Алгоритм, который находит число простых путей от

Можно ли предложить мне алгоритм линейного времени , который принимает в качестве входных данных ориентированного ациклического граф и две вершины и и возвращает число простых путей от до в . У меня есть алгоритм, в котором я буду запускать DFS (Поиск в глубину), но если DFS найдет то он не изменит цвет (с белого на серый) ни одного из узлов, которые входят в путь $G=(V,E)$ $s$ $t$ $s$ $t$ $G$
$t$ $s \rightsquigarrow t$ так, что, если это подпуть любого другого пути, то и DFS снова проходит этот подпуть. Например, рассмотрим список смежности, где нам нужно найти количество путей от до . $p$ $v$
Здесь DFS будет начинаться са затем предположим, что он переходит кпоскольку он не сталкивается сDFS будет работать нормально.второй путь - этопоскольку он сталкивается смы не будем менять цвет вершинк серому. Тогда путьтак как цветвсе еще белый. Затем путьтак как цвет

\begin{array}{cccc} p & o & s & z \\ o & r & s & v \\ s & r \\ r & y \\ y & v \\ v & w \\ z \\ w & z \end{array}

$\begin{array}{|c|c c c|} \hline p &o &s &z \\ \hline o &r &s &v\\ \hline s &r \\ \hline r &y \\ \hline y &v \\ \hline v &w \\ \hline z & \\ \hline w &z \\ \hline \end{array}$

p

$p$

p ⇝ z

$p \rightsquigarrow z$

v

$v$

p s r y v

$psryv$

v

$v$

s, r, y, v

$s,r,y,v$

p o v

$pov$

v

$v$

p o s r y v

$posryv$

s

$s$ is white and similarly of path

p o r y v

$poryv$ .Also a counter is maintained which get incremented when

v

$v$ is encountered.

Is my algorithm correct? if not, what modifications are needed to make it correct or any other approaches will be greatly appreciated.

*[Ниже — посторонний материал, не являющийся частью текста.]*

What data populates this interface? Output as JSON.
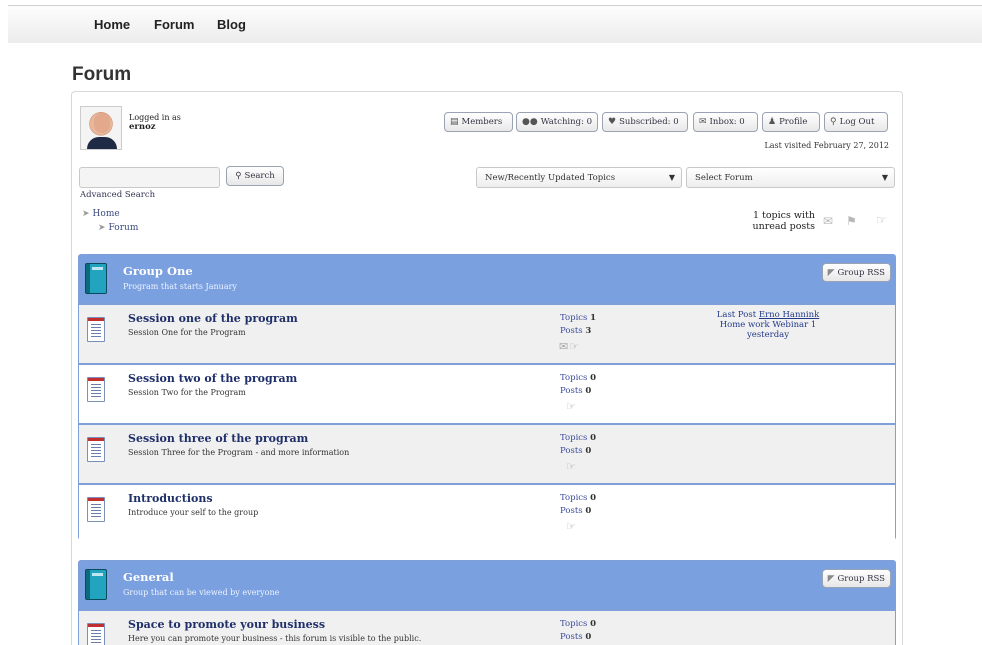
{
  "nav": {
    "items": [
      "Home",
      "Forum",
      "Blog"
    ]
  },
  "page": {
    "title": "Forum"
  },
  "user": {
    "logged_in_label": "Logged in as",
    "name": "ernoz"
  },
  "toolbar": {
    "members": "Members",
    "watching": "Watching: 0",
    "subscribed": "Subscribed: 0",
    "inbox": "Inbox: 0",
    "profile": "Profile",
    "logout": "Log Out",
    "last_visited": "Last visited February 27, 2012"
  },
  "search": {
    "button": "Search",
    "advanced": "Advanced Search",
    "value": ""
  },
  "filters": {
    "topics_select": "New/Recently Updated Topics",
    "forum_select": "Select Forum"
  },
  "breadcrumb": {
    "home": "Home",
    "forum": "Forum"
  },
  "unread": {
    "line1": "1 topics with",
    "line2": "unread posts"
  },
  "groups": [
    {
      "title": "Group One",
      "description": "Program that starts January",
      "rss": "Group RSS",
      "forums": [
        {
          "title": "Session one of the program",
          "description": "Session One for the Program",
          "topics_label": "Topics",
          "topics": "1",
          "posts_label": "Posts",
          "posts": "3",
          "last_post_label": "Last Post",
          "last_post_author": "Erno Hannink",
          "last_post_topic": "Home work Webinar 1",
          "last_post_time": "yesterday"
        },
        {
          "title": "Session two of the program",
          "description": "Session Two for the Program",
          "topics_label": "Topics",
          "topics": "0",
          "posts_label": "Posts",
          "posts": "0"
        },
        {
          "title": "Session three of the program",
          "description": "Session Three for the Program - and more information",
          "topics_label": "Topics",
          "topics": "0",
          "posts_label": "Posts",
          "posts": "0"
        },
        {
          "title": "Introductions",
          "description": "Introduce your self to the group",
          "topics_label": "Topics",
          "topics": "0",
          "posts_label": "Posts",
          "posts": "0"
        }
      ]
    },
    {
      "title": "General",
      "description": "Group that can be viewed by everyone",
      "rss": "Group RSS",
      "forums": [
        {
          "title": "Space to promote your business",
          "description": "Here you can promote your business - this forum is visible to the public.",
          "topics_label": "Topics",
          "topics": "0",
          "posts_label": "Posts",
          "posts": "0"
        }
      ]
    }
  ],
  "icons": {
    "members": "members-icon",
    "watching": "binoculars-icon",
    "subscribed": "heart-icon",
    "inbox": "envelope-icon",
    "profile": "person-icon",
    "logout": "key-icon",
    "search": "magnifier-icon",
    "rss": "rss-icon",
    "group": "book-icon",
    "forum": "document-icon"
  },
  "colors": {
    "group_header": "#7aa0e0",
    "group_border": "#7f9fd8",
    "link": "#1f2f6a"
  }
}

Note:Here I have considered the DFS algorithm which is given in the book "Introduction to algorithms by Cormen" in which it colors the nodes according to its status.So if the node is unvisited , unexplored and explored then the color will be white,grey and black respectively.All other things are standard.

algorithms graphs Saurabh
источник

Ответы:

Your current implementation will compute the correct number of paths in a DAG. However, by not marking paths it will take exponential time. For example, in the illustration below, each stage of the DAG increases the total number of paths by a multiple of 3. This exponential growth can be handled with dynamic programming.

dag

Computing the number of $s$ - $t$ paths in a DAG is given by the recurrence,

Paths (u) = {\begin{cases} 1 & if u = t \\ \sum_{(u, v) \in E} Paths (v) & otherwise. \end{cases}

$\text{Paths}(u) = \begin{cases} 1 & \text{if } u = t \\ \sum_{(u,v) \in E} \text{Paths}(v) & \text{otherwise.}\\ \end{cases}$

A simple modification of DFS will compute this given as

def dfs(u, t):
    if u == t:
        return 1
    else:
        if not u.npaths:
            # assume sum returns 0 if u has no children
            u.npaths = sum(dfs(c, t) for c in u.children)
        return u.npaths

It is not difficult to see that each edge is looked at only once, hence a runtime of $O(V + E)$ .

Nicholas Mancuso
источник

I understood your algorithm and it can be made little more efficient by using dynamic programming since same recursive calls are called many times so its better to save.Right??

Saurabh

@SaurabhHota, it is using dynamic programming. The first time the vertex

u

$u$ is encountered, it computes the number of paths it has to

t

$t$ . This is stored in u.npaths. Each subsequent call to

u

$u$ will not recompute its number of paths, but simply return u.npaths.

Nicholas Mancuso

For such graphs, isn't the answer just m^n where m is the number of nodes in a column (3 here) and n is the number of columns excluding s,t (4 here). output is 3^4 = 81 for the example graph.

saadtaame

@saadtaame, sure; however, my intent was to merely showcase exponential increase as the "length" of a graph grows. Of course for that highly structured graph you can count in closed form while the algorithm listed works for all graphs.

Nicholas Mancuso

The

O (V + E)

$O(V+E)$ running time assumes that you can perform the necessary additions in constant time, but the numbers being added can have

Θ (V)

$\Theta(V)$ bits in the worst case. If you want the exact number of paths, the running time (counting bit operations) is actually

O (V E)

$O(VE)$ .

JeffE

You only need to notice that the number of paths from one node to the target node is the sum of the number of paths from its children to the target. You know that this algorithm will always stop because your graph doesn't have any cycles.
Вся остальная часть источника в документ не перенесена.